Opportunities in the new landscape

Leading marketers maintain that advertisers with higher share of voice during difficult times (such as a recession) ultimately benefit through increased connection with consumers. With Disney+ and Apple TV launching in our region this year, consumers have a huge amount of choice when it comes to ad free content. However, research shows that consumers still understand the need for advertising. In fact, a recent MiQ survey in Singapore found that 75% of respondents prefer free or ad-supported content over ad-free content via a subscription service. Moreover, three in five respondents also said that advertising in the content they consume is a necessary trade-off to get free or cheaper content. This sentiment is echoed globally, with almost four in five respondents from around the world agreeing. There is a fantastic opportunity in our region to support the growth of quality, ad supported content. It is no surprise that during lockdown consumption of AVOD services such as Viu, iflix and iQIYI rocketed alongside SVOD as consumers exhausted their Netflix libraries and looked to new pools of content to dip into.

Further, as television content is increasingly connected to the internet, there is an opportunity for adverting campaigns to become more accurate and precise. Internet connection – the foundation to CTV, OTT and VOD models – means there are increased data points and insights into the consumer journey. This, in turn, means that brands have the opportunity to reach more relevant and interested audiences, ultimately increasing the ROI on their media spend.

What buyers need for the future

It is abundantly clear that the future of TV will not rely on just one delivery model. From traditional linear TV to CTV, OTT and the increasing number of SVOD and AVOD services, content will continue to be consumed across a number of devices and platforms.

As a result, buyers, along with the entire advertising ecosystem, will need to shift strategies to align with the evolving habits of target audiences.

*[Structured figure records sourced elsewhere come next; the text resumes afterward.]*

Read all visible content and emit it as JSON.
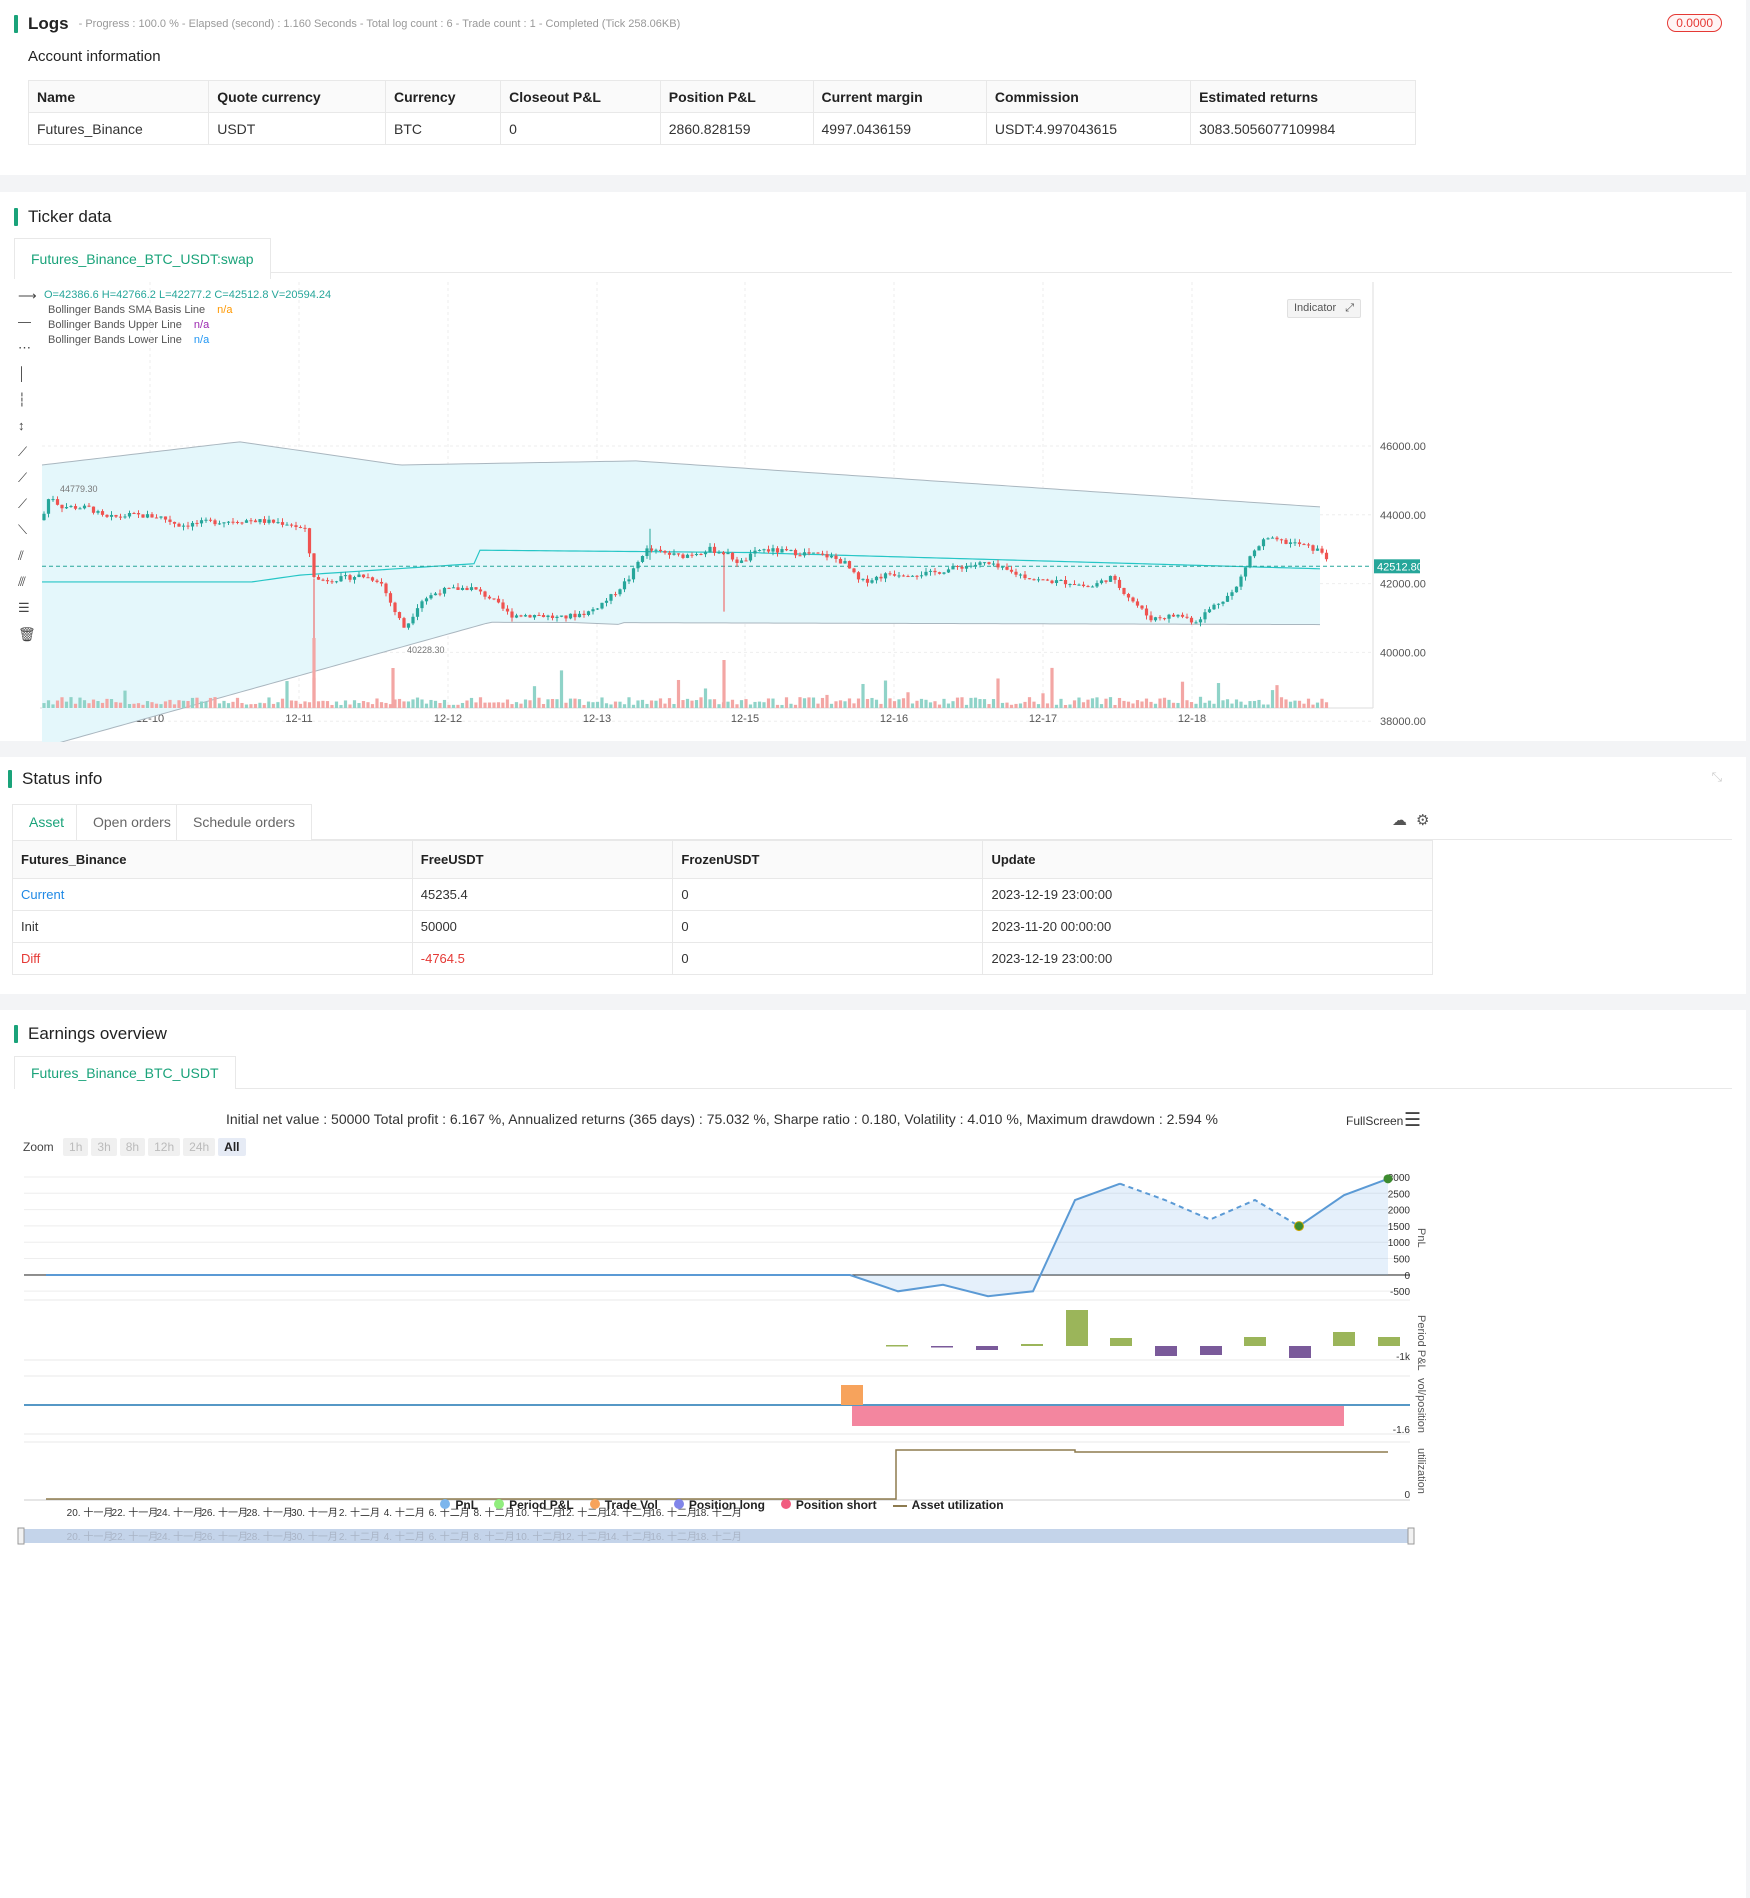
{
  "logs": {
    "title": "Logs",
    "status_line": "- Progress : 100.0 % - Elapsed (second) : 1.160  Seconds - Total log count : 6 - Trade count : 1 - Completed (Tick 258.06KB)",
    "badge": "0.0000"
  },
  "account": {
    "title": "Account information",
    "headers": [
      "Name",
      "Quote currency",
      "Currency",
      "Closeout P&L",
      "Position P&L",
      "Current margin",
      "Commission",
      "Estimated returns"
    ],
    "row": [
      "Futures_Binance",
      "USDT",
      "BTC",
      "0",
      "2860.828159",
      "4997.0436159",
      "USDT:4.997043615",
      "3083.5056077109984"
    ]
  },
  "ticker": {
    "title": "Ticker data",
    "tab": "Futures_Binance_BTC_USDT:swap",
    "ohlc": "O=42386.6 H=42766.2 L=42277.2 C=42512.8 V=20594.24",
    "legend": [
      {
        "name": "Bollinger Bands SMA Basis Line",
        "value": "n/a",
        "color": "#ff9800"
      },
      {
        "name": "Bollinger Bands Upper Line",
        "value": "n/a",
        "color": "#9c27b0"
      },
      {
        "name": "Bollinger Bands Lower Line",
        "value": "n/a",
        "color": "#2196f3"
      }
    ],
    "indicator_btn": "Indicator",
    "price_ticks": [
      "46000.00",
      "44000.00",
      "42000.00",
      "40000.00",
      "38000.00"
    ],
    "last_price": "42512.80",
    "high_marker": "44779.30",
    "low_marker": "40228.30",
    "date_ticks": [
      "12-10",
      "12-11",
      "12-12",
      "12-13",
      "12-15",
      "12-16",
      "12-17",
      "12-18"
    ],
    "colors": {
      "up": "#26a69a",
      "down": "#ef5350",
      "band_fill": "#e4f7fb",
      "basis": "#26c6c6"
    }
  },
  "status": {
    "title": "Status info",
    "tabs": [
      "Asset",
      "Open orders",
      "Schedule orders"
    ],
    "headers": [
      "Futures_Binance",
      "FreeUSDT",
      "FrozenUSDT",
      "Update"
    ],
    "rows": [
      {
        "label": "Current",
        "free": "45235.4",
        "frozen": "0",
        "update": "2023-12-19 23:00:00"
      },
      {
        "label": "Init",
        "free": "50000",
        "frozen": "0",
        "update": "2023-11-20 00:00:00"
      },
      {
        "label": "Diff",
        "free": "-4764.5",
        "frozen": "0",
        "update": "2023-12-19 23:00:00"
      }
    ]
  },
  "earnings": {
    "title": "Earnings overview",
    "tab": "Futures_Binance_BTC_USDT",
    "summary": "Initial net value : 50000 Total profit : 6.167 %, Annualized returns (365 days) : 75.032 %, Sharpe ratio : 0.180, Volatility : 4.010 %, Maximum drawdown : 2.594 %",
    "fullscreen": "FullScreen",
    "zoom_label": "Zoom",
    "zoom_buttons": [
      "1h",
      "3h",
      "8h",
      "12h",
      "24h",
      "All"
    ],
    "pnl_ticks": [
      "3000",
      "2500",
      "2000",
      "1500",
      "1000",
      "500",
      "0",
      "-500"
    ],
    "axis_titles": [
      "PnL",
      "Period P&L",
      "vol/position",
      "utilization"
    ],
    "period_tick": "-1k",
    "vol_tick": "-1.6",
    "util_tick": "0",
    "date_ticks": [
      "20. 十一月",
      "22. 十一月",
      "24. 十一月",
      "26. 十一月",
      "28. 十一月",
      "30. 十一月",
      "2. 十二月",
      "4. 十二月",
      "6. 十二月",
      "8. 十二月",
      "10. 十二月",
      "12. 十二月",
      "14. 十二月",
      "16. 十二月",
      "18. 十二月"
    ],
    "legend": [
      {
        "name": "PnL",
        "color": "#7cb5ec"
      },
      {
        "name": "Period P&L",
        "color": "#90ed7d"
      },
      {
        "name": "Trade Vol",
        "color": "#f7a35c"
      },
      {
        "name": "Position long",
        "color": "#8085e9"
      },
      {
        "name": "Position short",
        "color": "#f15c80"
      },
      {
        "name": "Asset utilization",
        "color": "#8d7b4f"
      }
    ]
  }
}
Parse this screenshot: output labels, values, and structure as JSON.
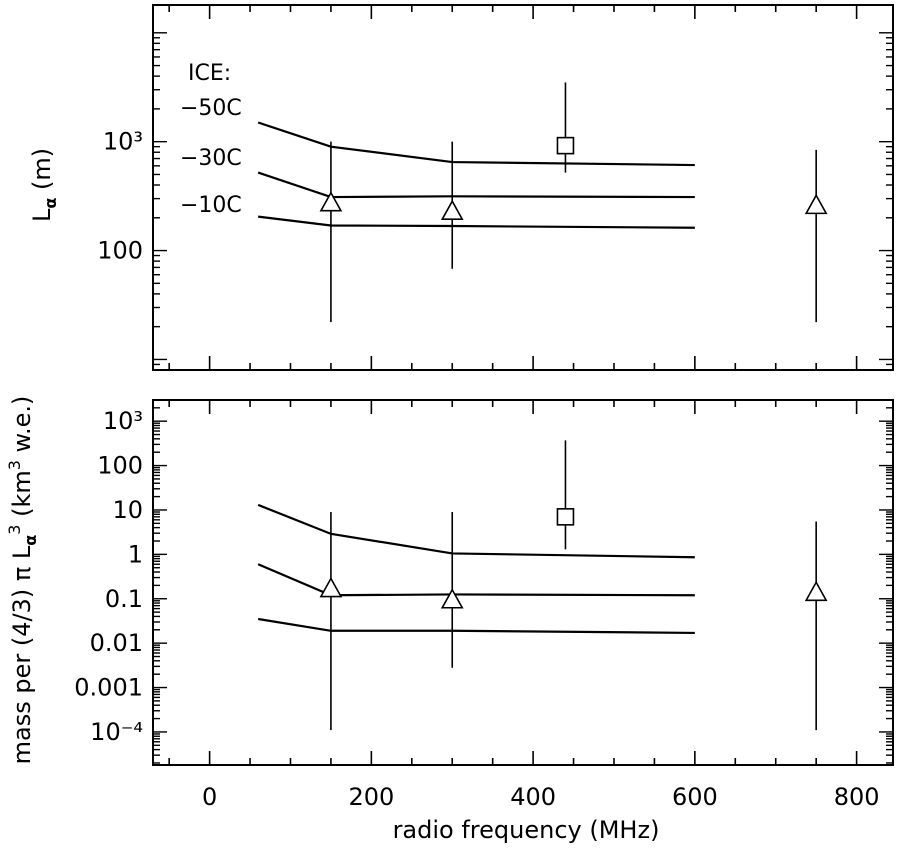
{
  "chart_data": [
    {
      "type": "line",
      "panel": "top",
      "ylabel": "L_α (m)",
      "yscale": "log",
      "xlim": [
        -70,
        845
      ],
      "ylim": [
        8,
        18000
      ],
      "ytick_labels": [
        {
          "value": 100,
          "label": "100"
        },
        {
          "value": 1000,
          "label": "10³"
        }
      ],
      "annotations": [
        "ICE:",
        "−50C",
        "−30C",
        "−10C"
      ],
      "series": [
        {
          "x": [
            60,
            150,
            300,
            600
          ],
          "y": [
            1500,
            900,
            650,
            610
          ]
        },
        {
          "x": [
            60,
            150,
            300,
            600
          ],
          "y": [
            520,
            310,
            315,
            310
          ]
        },
        {
          "x": [
            60,
            150,
            300,
            600
          ],
          "y": [
            205,
            170,
            168,
            162
          ]
        }
      ],
      "markers": [
        {
          "shape": "triangle",
          "x": 150,
          "y": 275,
          "ylow": 22,
          "yhigh": 1000
        },
        {
          "shape": "triangle",
          "x": 300,
          "y": 230,
          "ylow": 68,
          "yhigh": 1000
        },
        {
          "shape": "triangle",
          "x": 750,
          "y": 260,
          "ylow": 22,
          "yhigh": 840
        },
        {
          "shape": "square",
          "x": 440,
          "y": 920,
          "ylow": 520,
          "yhigh": 3500
        }
      ]
    },
    {
      "type": "line",
      "panel": "bottom",
      "xlabel": "radio frequency (MHz)",
      "ylabel": "mass per (4/3) π L_α³ (km³ w.e.)",
      "yscale": "log",
      "xlim": [
        -70,
        845
      ],
      "ylim": [
        1.8e-05,
        3000
      ],
      "xtick_labels": [
        "0",
        "200",
        "400",
        "600",
        "800"
      ],
      "xticks": [
        0,
        200,
        400,
        600,
        800
      ],
      "ytick_labels": [
        {
          "value": 0.0001,
          "label": "10⁻⁴"
        },
        {
          "value": 0.001,
          "label": "0.001"
        },
        {
          "value": 0.01,
          "label": "0.01"
        },
        {
          "value": 0.1,
          "label": "0.1"
        },
        {
          "value": 1,
          "label": "1"
        },
        {
          "value": 10,
          "label": "10"
        },
        {
          "value": 100,
          "label": "100"
        },
        {
          "value": 1000,
          "label": "10³"
        }
      ],
      "series": [
        {
          "x": [
            60,
            150,
            300,
            600
          ],
          "y": [
            13,
            2.9,
            1.05,
            0.86
          ]
        },
        {
          "x": [
            60,
            150,
            300,
            600
          ],
          "y": [
            0.6,
            0.12,
            0.125,
            0.12
          ]
        },
        {
          "x": [
            60,
            150,
            300,
            600
          ],
          "y": [
            0.035,
            0.019,
            0.019,
            0.017
          ]
        }
      ],
      "markers": [
        {
          "shape": "triangle",
          "x": 150,
          "y": 0.17,
          "ylow": 0.00011,
          "yhigh": 9
        },
        {
          "shape": "triangle",
          "x": 300,
          "y": 0.095,
          "ylow": 0.0028,
          "yhigh": 9
        },
        {
          "shape": "triangle",
          "x": 750,
          "y": 0.14,
          "ylow": 0.00011,
          "yhigh": 5.5
        },
        {
          "shape": "square",
          "x": 440,
          "y": 7,
          "ylow": 1.3,
          "yhigh": 370
        }
      ]
    }
  ]
}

For technology platforms specifically, this means providing solutions that offer unified planning, measurement and activation standards across screens.

While tools like Virtual Australia, or VOZ, Australia’s cross-platform planning and reporting tool, have already been introduced to the market, we only expect this concept to grow and expand as technology platforms continue to power intelligent and customised campaigns across all screens via compelling data and premium content.